One husband said he had spent nearly R500 000 during the past 18 months in a bid to clear his name and to see his children.

And the battle is not over.

Pretorius said during his legal struggle he came face-to-face with South Africa’s “inefficient legal system, which allows vindictive mothers to get away with sick behaviour.”

He said he had been waiting in vain for more than 10 months for the family advocate to investigate whether he is a suitable father to have access to his child.

“Even she ignores my desperate pleas,” Pretorius said.

Apart from paying for lawyers and advocates, Pretorius said he also had to see four psychologists.

He said “money-hungry lawyers take even the most ridiculous dispute to court just as long as they can continue writing fees.

“None of them even knows the name of our daughter,” he said.

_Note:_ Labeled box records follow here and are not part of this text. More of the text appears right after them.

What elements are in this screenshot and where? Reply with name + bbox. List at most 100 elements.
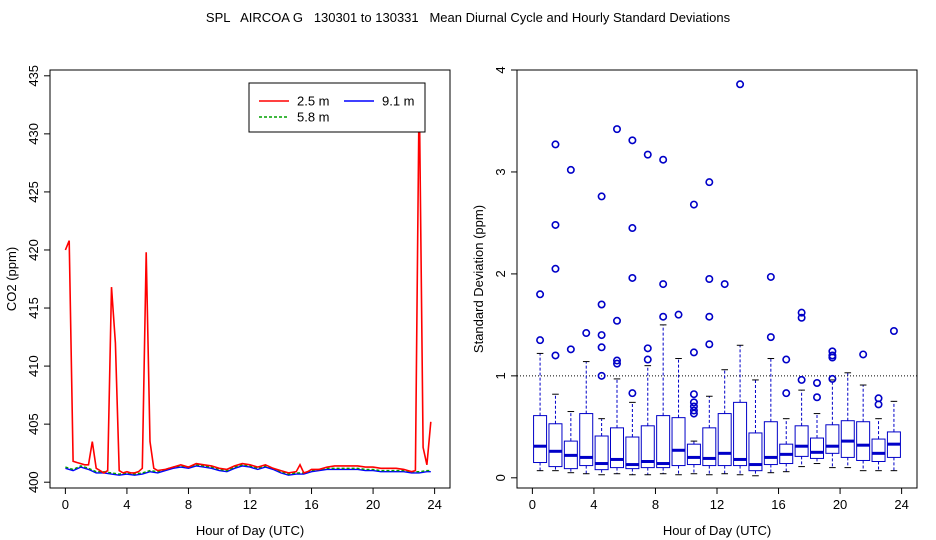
- outlier-point: [797, 313, 806, 322]
- right-x-tick-label: 8: [652, 497, 659, 512]
- outlier-point: [797, 308, 806, 317]
- hour-boxplot: [779, 355, 794, 473]
- outlier-point: [551, 220, 560, 229]
- outlier-point: [643, 344, 652, 353]
- hour-boxplot: [886, 326, 901, 472]
- left-x-tick-label: 0: [62, 497, 69, 512]
- hour-boxplot: [610, 125, 624, 475]
- legend-entry-label: 2.5 m: [297, 94, 330, 109]
- hour-boxplot: [871, 394, 886, 472]
- outlier-point: [705, 312, 714, 321]
- outlier-point: [766, 272, 775, 281]
- outlier-point: [612, 359, 621, 368]
- left-y-tick-label: 425: [26, 181, 41, 203]
- left-y-tick-label: 420: [26, 239, 41, 261]
- hour-boxplot: [594, 192, 609, 476]
- right-x-tick-label: 16: [771, 497, 785, 512]
- iqr-box: [840, 420, 855, 458]
- outlier-point: [689, 398, 698, 407]
- hour-boxplot: [671, 310, 686, 476]
- legend: 2.5 m 9.1 m 5.8 m: [248, 82, 426, 133]
- outlier-point: [597, 371, 606, 380]
- outlier-point: [536, 290, 545, 299]
- hour-boxplot: [748, 379, 763, 477]
- outlier-point: [689, 200, 698, 209]
- hour-boxplot: [625, 136, 640, 476]
- hour-boxplot: [763, 272, 778, 474]
- outlier-point: [705, 340, 714, 349]
- left-x-tick-label: 16: [304, 497, 318, 512]
- hour-boxplot: [840, 372, 855, 469]
- hour-boxplot: [548, 140, 563, 472]
- left-y-tick-label: 430: [26, 123, 41, 145]
- outlier-point: [612, 356, 621, 365]
- legend-entry-label: 5.8 m: [297, 110, 330, 125]
- outlier-point: [705, 178, 714, 187]
- left-y-tick-label: 415: [26, 297, 41, 319]
- iqr-box: [656, 415, 671, 469]
- outlier-point: [705, 274, 714, 283]
- outlier-point: [551, 351, 560, 360]
- outlier-point: [536, 336, 545, 345]
- right-y-axis: 0 1 2 3 4: [493, 66, 517, 481]
- iqr-box: [856, 421, 871, 461]
- left-y-tick-label: 405: [26, 413, 41, 435]
- iqr-box: [794, 425, 809, 457]
- iqr-box: [702, 427, 717, 467]
- hour-boxplot: [563, 165, 578, 474]
- outlier-point: [597, 343, 606, 352]
- outlier-point: [643, 355, 652, 364]
- series-line-9-1-mm: [65, 465, 431, 476]
- hour-boxplot: [717, 280, 732, 475]
- hour-boxplot: [825, 347, 840, 469]
- outlier-point: [859, 350, 868, 359]
- left-x-tick-label: 8: [185, 497, 192, 512]
- right-y-axis-label: Standard Deviation (ppm): [471, 205, 486, 353]
- outlier-point: [782, 389, 791, 398]
- outlier-point: [628, 224, 637, 233]
- left-x-tick-label: 12: [243, 497, 257, 512]
- iqr-box: [533, 415, 548, 464]
- right-y-tick-label: 0: [493, 474, 508, 481]
- hour-boxplot: [702, 178, 717, 476]
- outlier-point: [628, 273, 637, 282]
- figure-title: SPL AIRCOA G 130301 to 130331 Mean Diurn…: [205, 10, 731, 25]
- outlier-point: [766, 333, 775, 342]
- right-x-tick-label: 4: [590, 497, 597, 512]
- iqr-box: [763, 421, 778, 466]
- outlier-point: [812, 393, 821, 402]
- outlier-point: [689, 402, 698, 411]
- outlier-point: [643, 150, 652, 159]
- outlier-point: [551, 264, 560, 273]
- right-x-tick-label: 0: [529, 497, 536, 512]
- hour-boxplot: [794, 308, 809, 468]
- iqr-box: [686, 443, 701, 466]
- right-x-axis-label: Hour of Day (UTC): [663, 523, 771, 538]
- left-x-tick-label: 20: [366, 497, 380, 512]
- outlier-point: [628, 389, 637, 398]
- outlier-point: [566, 165, 575, 174]
- outlier-point: [828, 351, 837, 360]
- left-plot-frame: [49, 69, 451, 489]
- right-x-tick-label: 24: [894, 497, 908, 512]
- outlier-point: [674, 310, 683, 319]
- outlier-point: [828, 374, 837, 383]
- left-y-axis: 400 405 410 415 420 425 430 435: [26, 65, 50, 493]
- iqr-box: [579, 413, 594, 467]
- right-y-tick-label: 4: [493, 66, 508, 73]
- right-x-tick-label: 20: [833, 497, 847, 512]
- outlier-point: [612, 316, 621, 325]
- hour-boxplot: [810, 378, 824, 465]
- left-x-tick-label: 4: [123, 497, 130, 512]
- iqr-box: [810, 437, 824, 459]
- iqr-box: [733, 401, 748, 467]
- outlier-point: [628, 136, 637, 145]
- outlier-point: [812, 378, 821, 387]
- left-y-tick-label: 410: [26, 355, 41, 377]
- outlier-point: [689, 406, 698, 415]
- legend-entry-label: 9.1 m: [382, 94, 415, 109]
- outlier-point: [597, 192, 606, 201]
- iqr-box: [640, 425, 655, 469]
- iqr-box: [610, 427, 624, 469]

Pretorius, a medical doctor, has given up his practice to be involved in F4J in South Africa to fight for the rights of children caught up in their parents’ divorce.

“Through F4J I have seen the ugly side of family law: mothers repeatedly obtaining protection orders for trumped up charges of abuse that never took place, fathers who have spent nights in jail purely for insisting on seeing their children, and mothers who have maintenance increased while refusing to obey contact orders.

“Many family advocates are also openly hostile and biased towards fathers,” Pretorius said.

He said one of the South African chapter of F4J’s main goals would be to try to have unfair, punitive laws revisited.

In 1998, the Child Care Act was reviewed by judges, who recommended some changes.

This included shared parenting after divorce.

These recommendations have largely been ignored in the drafting of the changes to the Children’s Bill, which is presently before Parliament.

“We are hoping to lobby a change in the law for the benefit of our children,” Pretorius said.

He said there were fathers who did not meet their obligations after a divorce, and that F4J rejected these fathers.

“But we are desperate to remain good fathers and see our children grow up and be happy.”

F4J is a non-profit organisation which will eventually generate funds from membership fees.